Événement

Converser
grâce aux gâteaux

Réunir autour d’une table des juifs hassidiques et leurs voisins d’Outremont et du Mile End : c’est l’idée que Leila Marshy, cofondatrice des Amis de la rue Hutchison, a eue avec le premier bake-off, un événement 100 % gâteau, 100 % kascher et ouvert à tous, qui a eu lieu dimanche dernier.

Une dizaine de femmes hassidiques se sont prêtées au jeu. Pains au chocolat, pains aux bananes, biscuits faits avec des flocons de maïs, un gâteau glacé aux couleurs du drapeau du Québec (!) ou encore des brioches à la cannelle. Les desserts cuisinés par leurs soins étaient nombreux, et gourmands.

« On cuisine beaucoup, et on fait beaucoup de desserts », explique Shandey, une femme hassidique de 23 ans. La jeune Outremontaise, habillée d’un gilet vert et d’une jupe aux couleurs printanières, s’est facilement laissé convaincre de participer à ce premier bake-off ou « gâteaurifique ».

« J’aime l’idée de réunir les gens ici. Nous vivons tous au même endroit, et cela nous rassemble », dit-elle. Ses biscuits au fromage et au chocolat ont connu un certain succès ; il s’agit, dit-elle, d’une recette typique de ce temps de l’année.

Dans cette petite salle de la bibliothèque du Mile End, située à un jet de pierre du YMCA devenu emblématique du débat sur les accommodements raisonnables, quelques dizaines de curieux sont venus goûter aux biscuits et gâteaux cuisinés par les femmes hassidiques en ce premier jour de juin, et élire le meilleur d’entre eux.

« Je trouve l’idée originale.

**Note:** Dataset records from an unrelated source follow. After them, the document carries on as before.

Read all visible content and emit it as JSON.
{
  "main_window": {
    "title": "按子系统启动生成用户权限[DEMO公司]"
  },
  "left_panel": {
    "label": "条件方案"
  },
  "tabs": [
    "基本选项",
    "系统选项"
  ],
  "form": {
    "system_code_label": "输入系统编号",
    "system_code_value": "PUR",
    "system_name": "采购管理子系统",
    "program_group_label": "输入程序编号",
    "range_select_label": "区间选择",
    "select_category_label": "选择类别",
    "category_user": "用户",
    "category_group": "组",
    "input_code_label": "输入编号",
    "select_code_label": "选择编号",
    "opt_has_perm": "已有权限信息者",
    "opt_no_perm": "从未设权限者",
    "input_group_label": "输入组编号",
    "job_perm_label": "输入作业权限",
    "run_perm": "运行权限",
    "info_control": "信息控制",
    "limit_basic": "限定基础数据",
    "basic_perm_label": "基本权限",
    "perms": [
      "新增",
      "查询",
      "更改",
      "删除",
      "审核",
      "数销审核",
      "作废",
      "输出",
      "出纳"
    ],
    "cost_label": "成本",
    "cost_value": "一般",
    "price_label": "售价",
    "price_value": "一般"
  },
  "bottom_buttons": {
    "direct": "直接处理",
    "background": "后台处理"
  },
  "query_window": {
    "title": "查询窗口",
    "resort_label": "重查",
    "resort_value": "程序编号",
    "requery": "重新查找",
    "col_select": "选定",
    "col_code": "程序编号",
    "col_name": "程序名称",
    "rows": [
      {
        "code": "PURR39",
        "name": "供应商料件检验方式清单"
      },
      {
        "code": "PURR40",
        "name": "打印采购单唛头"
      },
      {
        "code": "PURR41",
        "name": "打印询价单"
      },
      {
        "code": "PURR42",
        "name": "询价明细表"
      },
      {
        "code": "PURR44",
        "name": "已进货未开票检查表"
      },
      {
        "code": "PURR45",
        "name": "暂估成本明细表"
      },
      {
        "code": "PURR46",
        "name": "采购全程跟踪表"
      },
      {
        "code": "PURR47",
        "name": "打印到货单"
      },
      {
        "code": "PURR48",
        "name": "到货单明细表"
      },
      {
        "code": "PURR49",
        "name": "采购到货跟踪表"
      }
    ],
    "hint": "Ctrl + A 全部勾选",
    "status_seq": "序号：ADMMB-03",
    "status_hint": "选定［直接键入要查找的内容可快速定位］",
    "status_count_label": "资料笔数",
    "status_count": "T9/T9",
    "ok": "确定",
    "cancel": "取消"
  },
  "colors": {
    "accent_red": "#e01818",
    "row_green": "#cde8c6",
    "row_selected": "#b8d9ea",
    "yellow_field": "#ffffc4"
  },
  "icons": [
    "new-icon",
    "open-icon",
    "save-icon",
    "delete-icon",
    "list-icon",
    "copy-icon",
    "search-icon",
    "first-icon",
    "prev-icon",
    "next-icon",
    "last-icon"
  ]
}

Goûter à des choses spéciales de leur culture, c’est le fun », croit Line, une résidante de Québec venue passer la fin de semaine à Montréal.

Autre classique hassidique : le cake marbré au chocolat, servi avant les mariages, à la synagogue, ou pour fêter une naissance, explique Mindy Pollak, organisatrice de l’événement et première femme hassidique à devenir conseillère municipale.

UNIS PAR LES DOUCEURS

Célébrer les différences plutôt que les exacerber : c’est un peu l’idée des Amis de la rue Hutchison, un groupe communautaire créé sous l’impulsion de Leila Marshy et de Mindy Pollak, en 2012, en réaction aux frictions nées dans certaines rues d’Outremont entre les résidants hassidiques et leurs voisins.

« On entend plus de voix négatives, mais c’est important d’avoir une voix positive. »

— Mindy Pollak

C’est en effet tout près de l’avenue du Parc que vit une grande partie de la communauté juive hassidique montréalaise. Et après plusieurs années de « chasse aux accommodements raisonnables », le besoin d’établir un dialogue entre les communautés et de démonter certains préjugés est présent.

Mais la réunion organisée habituellement par Les Amis de la rue Hutchison a plutôt cédé la place à un événement tout en douceur cette année. « Les meetings sont toujours sérieux, avec de la confrontation. Cette fois, on a cherché à faire quelque chose de plus léger. Tu ne peux pas attaquer quelqu’un qui te fait un gâteau », s’amuse Leila Marshy.

Le comédien Raymond Cloutier est venu en voisin : celui qui dirige le théâtre Outremont, avenue Bernard, voit dans cet événement un signe des temps.

« C’est intéressant, ce qui se passe en ce moment. L’élection de Mindy Pollak, c’est un grand pas », explique Raymond Cloutier, qui a longtemps habité à Notre-Dame-de-Grâce avant de s’installer à Outremont, il y a deux ans.

Il espère également bâtir des ponts avec la communauté hassidique, avec les gâteaux ou avec la culture.

« Les vraies actions politiques, c’est ça », croit-il.